Titre original: | Martha Marcy May Marlene |
Réalisateur: | Sean Durkin |
Sortie: | Cinéma |
Durée: | 102 minutes |
Date: | 29 février 2012 |
Note: | |
Après avoir vécu un certain temps au sein d’une secte sur une ferme reculée, Martha s’enfuit et renoue le contact avec sa sœur Lucy, fraîchement mariée, qu’elle n’a pas vue depuis deux ans. Elle s’installe dans la maison de campagne de Lucy et son mari Ted. Ceux-ci sont d’abord ravis de cette réunion familiale. Au fil des jours, ils se montrent cependant de plus en plus préoccupés par les séquelles psychologiques que cette expérience traumatisante a laissées chez Martha.
Critique de Tootpadu
Profondément enraciné d’un point de vue formel dans l’esthétique du cinéma indépendant américain, le premier film du réalisateur Sean Durkin se démarque par sa liberté du traitement des troubles psychologiques dont souffre le personnage principal. Très loin d’un pamphlet contre les usines d’endoctrinement que sont sans exception les sectes, Martha Marcy May Marlene est davantage une étude fascinante sur la perte de la personnalité et plus précisément sur l’effacement de la barrière mentale entre deux univers aux codes de comportement diamétralement opposés.

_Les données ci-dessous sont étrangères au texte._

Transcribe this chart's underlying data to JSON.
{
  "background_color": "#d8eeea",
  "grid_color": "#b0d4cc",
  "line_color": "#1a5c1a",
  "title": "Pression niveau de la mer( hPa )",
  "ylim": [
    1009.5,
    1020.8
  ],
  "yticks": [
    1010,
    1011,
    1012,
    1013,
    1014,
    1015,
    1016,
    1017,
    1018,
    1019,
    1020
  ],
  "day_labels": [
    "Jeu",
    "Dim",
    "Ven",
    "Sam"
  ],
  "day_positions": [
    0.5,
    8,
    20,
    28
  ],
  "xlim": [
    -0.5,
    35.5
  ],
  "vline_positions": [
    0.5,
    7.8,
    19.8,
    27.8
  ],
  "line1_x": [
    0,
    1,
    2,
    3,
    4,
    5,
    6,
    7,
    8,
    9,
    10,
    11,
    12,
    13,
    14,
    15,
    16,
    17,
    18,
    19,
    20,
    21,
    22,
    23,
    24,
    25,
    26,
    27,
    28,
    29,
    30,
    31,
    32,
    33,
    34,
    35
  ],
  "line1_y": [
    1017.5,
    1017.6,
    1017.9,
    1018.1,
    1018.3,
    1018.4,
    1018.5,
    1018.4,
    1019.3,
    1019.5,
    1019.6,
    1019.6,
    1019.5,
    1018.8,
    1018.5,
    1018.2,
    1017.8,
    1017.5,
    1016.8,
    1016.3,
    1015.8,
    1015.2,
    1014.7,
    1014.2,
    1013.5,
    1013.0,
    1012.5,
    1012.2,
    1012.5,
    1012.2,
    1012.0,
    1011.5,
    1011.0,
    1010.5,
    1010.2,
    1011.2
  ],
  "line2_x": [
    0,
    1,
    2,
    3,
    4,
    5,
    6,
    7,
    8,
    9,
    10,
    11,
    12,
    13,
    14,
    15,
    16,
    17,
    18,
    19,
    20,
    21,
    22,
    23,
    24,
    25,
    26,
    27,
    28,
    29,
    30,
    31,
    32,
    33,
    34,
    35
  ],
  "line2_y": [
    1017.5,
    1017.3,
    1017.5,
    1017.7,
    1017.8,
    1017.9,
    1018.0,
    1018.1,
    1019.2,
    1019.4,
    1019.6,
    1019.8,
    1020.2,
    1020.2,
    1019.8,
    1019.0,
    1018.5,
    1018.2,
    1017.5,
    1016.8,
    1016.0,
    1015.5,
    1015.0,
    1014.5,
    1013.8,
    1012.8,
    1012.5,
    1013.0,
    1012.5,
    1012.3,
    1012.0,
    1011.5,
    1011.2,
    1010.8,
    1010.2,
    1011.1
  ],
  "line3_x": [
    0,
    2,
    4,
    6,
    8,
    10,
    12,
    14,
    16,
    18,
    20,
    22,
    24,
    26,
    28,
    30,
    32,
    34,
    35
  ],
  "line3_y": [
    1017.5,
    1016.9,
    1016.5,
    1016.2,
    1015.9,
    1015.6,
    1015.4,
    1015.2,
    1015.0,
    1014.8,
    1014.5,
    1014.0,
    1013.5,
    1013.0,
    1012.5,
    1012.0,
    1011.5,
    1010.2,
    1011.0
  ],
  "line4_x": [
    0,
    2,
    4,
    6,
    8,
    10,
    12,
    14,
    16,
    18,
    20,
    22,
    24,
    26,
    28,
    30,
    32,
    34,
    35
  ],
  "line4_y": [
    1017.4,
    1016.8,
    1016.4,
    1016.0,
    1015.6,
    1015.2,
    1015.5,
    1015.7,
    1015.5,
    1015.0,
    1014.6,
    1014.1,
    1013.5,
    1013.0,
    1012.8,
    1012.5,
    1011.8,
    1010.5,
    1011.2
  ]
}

Martha n’est à sa place ni chez les illuminés, qui paraissent d’abord adhérer en toute douceur aux vestiges du style de vie alternatif et de la promiscuité propres aux mouvements contestataires des années 1970, ni dans l’univers feutré et respectable de sa sœur, qui représente en quelque sorte dans cette histoire la normalité dans tout ce qu’elle a de plus ennuyeux et d’impuissant. Prise au piège de sa passivité et de la maniabilité d’une volonté, qui ne se laisse pourtant pas entièrement séduire par les chimères de la philosophie tordue des uns et du matérialisme des autres, cette femme flotte quelque part entre une faiblesse de caractère manifeste et l’illusion d’une maîtrise de soi, qui vole en éclats dès que la vie en communauté montre sa vilaine face ou que l’hospitalité familiale atteint ses limites. Cet état de suspension existentiel, la narration a le bon sens de ne pas l’exprimer par des symboles farfelus. De même, la psychose de Martha n’est pas non plus tributaire des représentations tournées vers l’hystérie qui pullulent dans un cinéma qui considère le trouble mental comme une attraction de foire. Quelques transitions assez subtiles entre les deux niveaux temporels du récit suffisent à Sean Durkin pour brouiller les pistes et rendre impossible toute prise de position en faveur de ce personnage complexe ou contre lui.
Cette difficulté, voire cette impossibilité de juger Martha Marcy May et Marlene en dépit de son délire plutôt grave prend son origine dans le jeu de Elizabeth Olsen. Il serait sans doute exagéré de crier à l’interprétation magistrale, mais cette jeune comédienne maîtrise parfaitement le côté détaché de son personnage, qui le rend à la fois vulnérable aux dures réalités de la vie, comme le rite d’initiation auprès du gourou de la secte ou l’exigence de reconnaissance formulée par son beau-frère, et intouchable à l’égard d’une raison suprême à laquelle le film dans son ensemble a d’ailleurs la sagesse de se soustraire largement.